First of all, I am very proud of you. As a pastor's daughter I completely understand the pressure, expectations, ect... that come with that. It is easy to put those on yourself as well! I was also saved at a VERY young age and was carried from then on by "expectation" and my head knowledge. I think that is very true for many people who accepted Christ when they are little. It is just easy to coast and assume that it is good enough.
It is so awesome that you have the courage to share with everyone that you are claiming Christ for yourself now-to live your faith and have a true relationship with him. I have been there as well as an adult.

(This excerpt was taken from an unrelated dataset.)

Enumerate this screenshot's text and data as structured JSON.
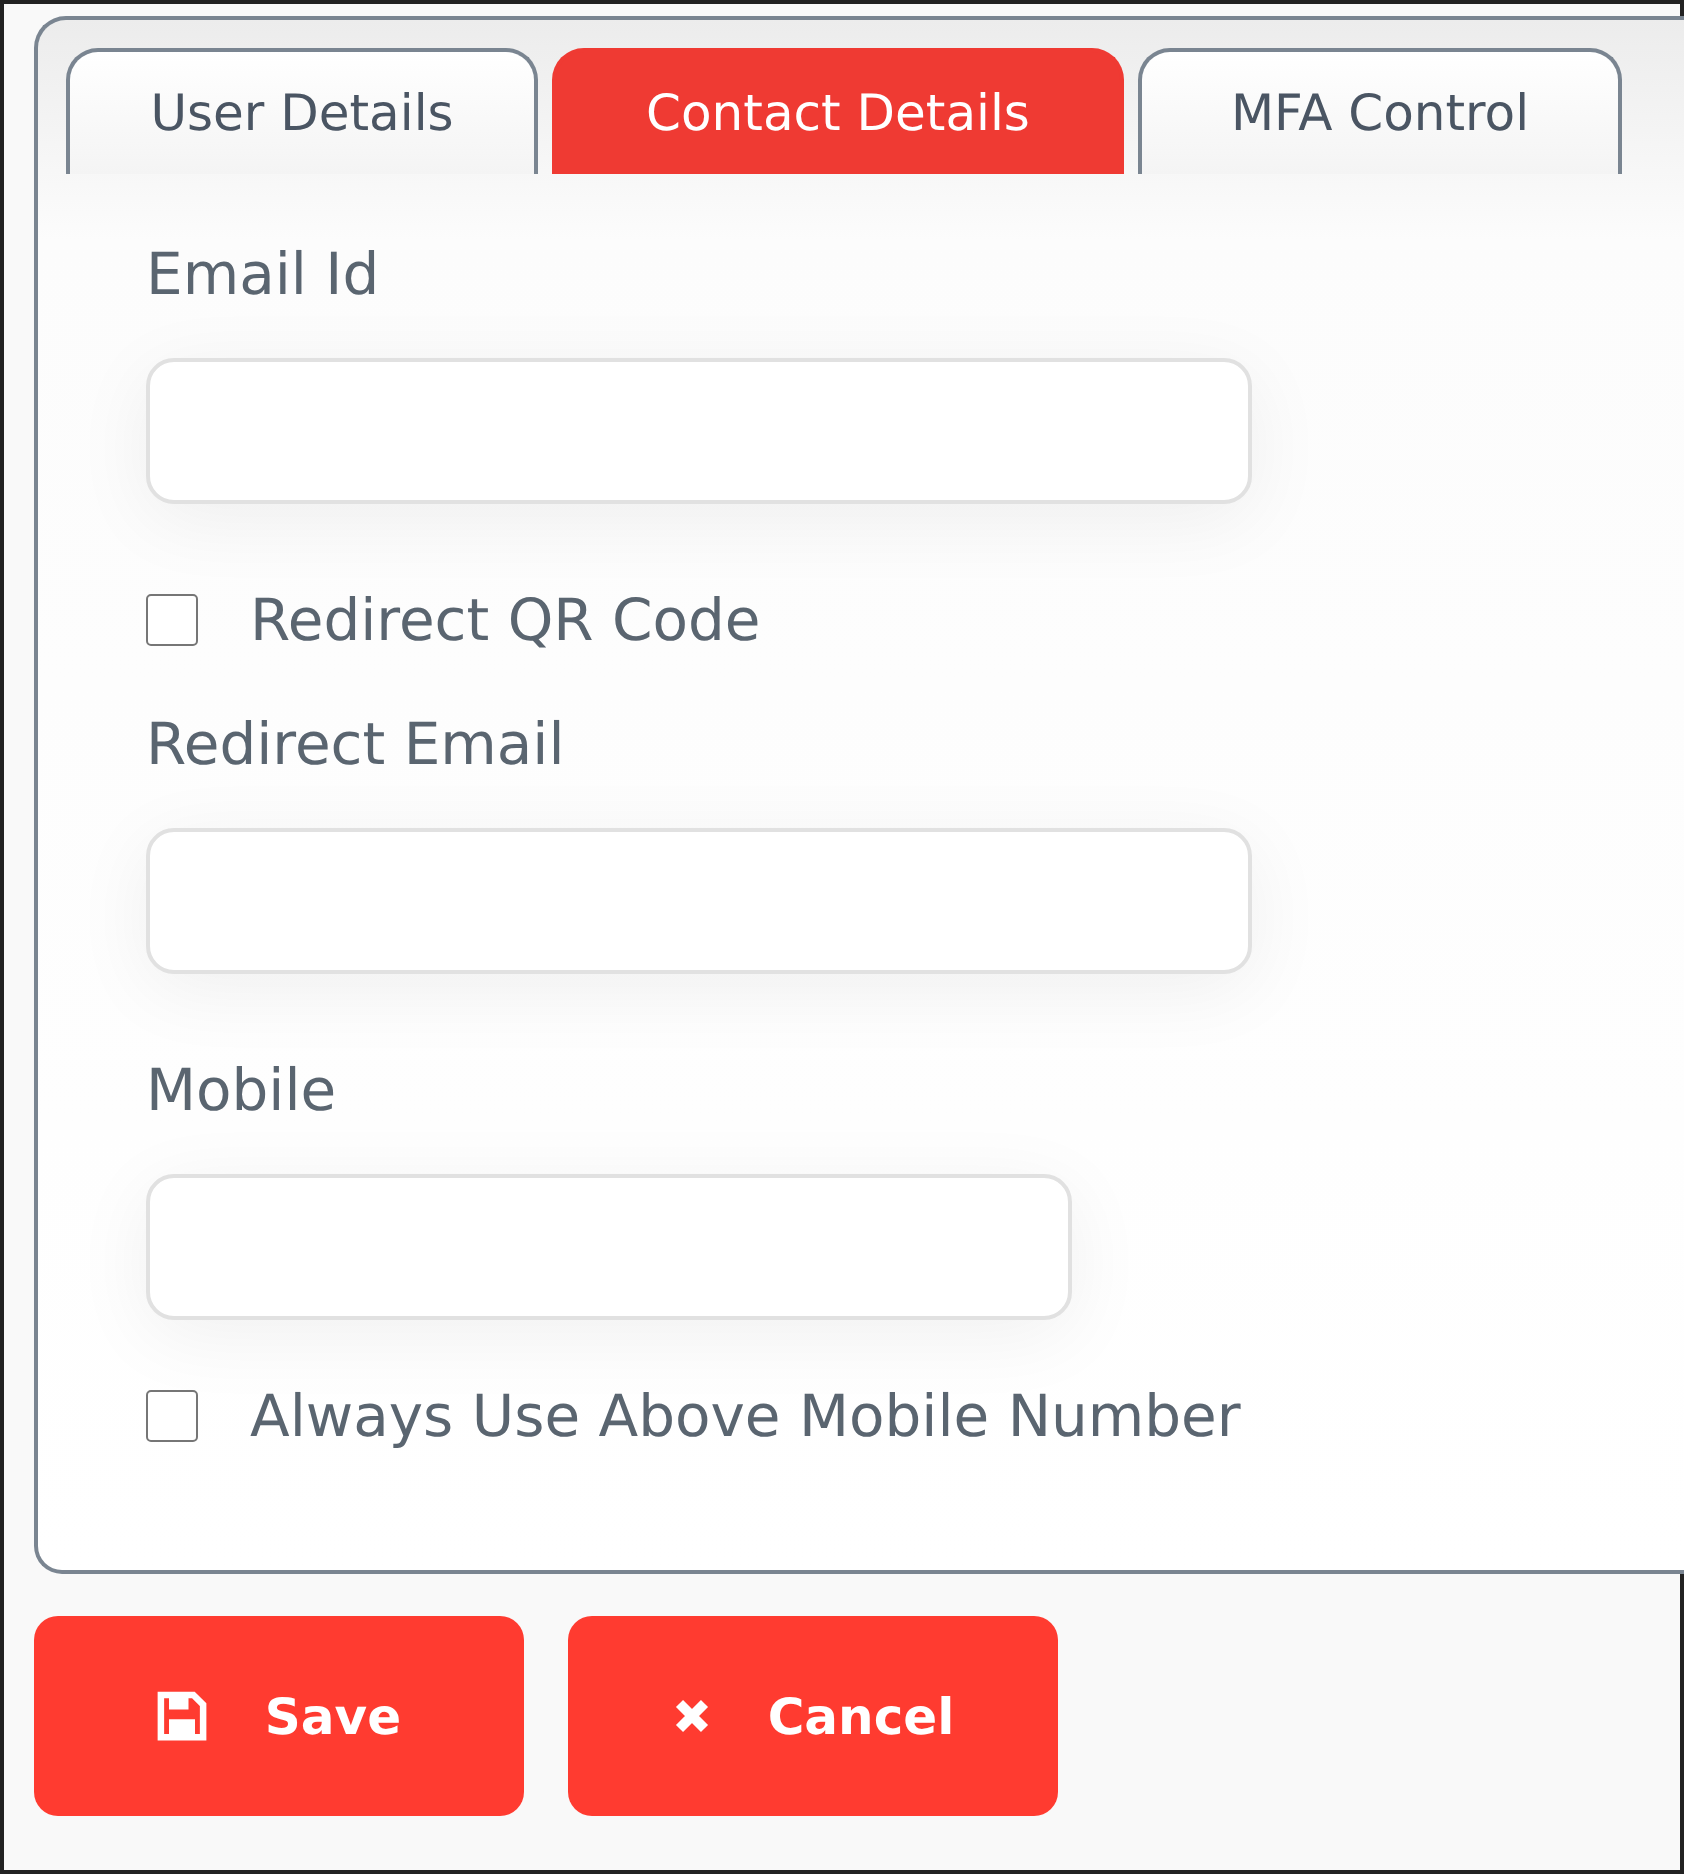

I don't think it is dishonesty at all-you have simply, like you said, claimed your faith as your own. We ALL have to do that at some point.

I am happy for you :)

Ro said...

Ashley, I am so thankful that you posted this and so happy that you confirmed your salvation in your heart. This was a struggle for me too. Now as a mom, I want Rivs faith to be her own...not her parents/ friends/ LIFEgroup leaders faith. I pray she accepts Christ's gift when she grasps it not out of feeling needing to do what we want her to do or because her friends have. This may sound over the top to some. I think my commitment early own was out of pure motive but I don't think I grasped my own real need for forgiveness. I believed that Jesus was God's son and that He lived a sinless life and died and rose again, but my relationship with Him did not really take seed and begin to grow until much later. In a church like ours, children often make professions of faith very early because we have a proactive preschool program and they absorb so much! I just want her to KNOW that she KNOWS....

Rebecca said...

That was very encouraging. Thank you for sharing!

mrs.leah.maria said...

Ashley, this is absolutely beautiful. Growing up in a Christian family, accepting Christ at a young age, I know all too well your struggles. It becomes far to easy to lead a "good" life, and talk the talk while forgetting the all important relationship. I'm so happy for you!!!

Ashley said...

Ashley, thank you so much for posting this! It is helpful to know that I am not the only one struggling with this right now. I appreciate your honesty and openness about this very important subject!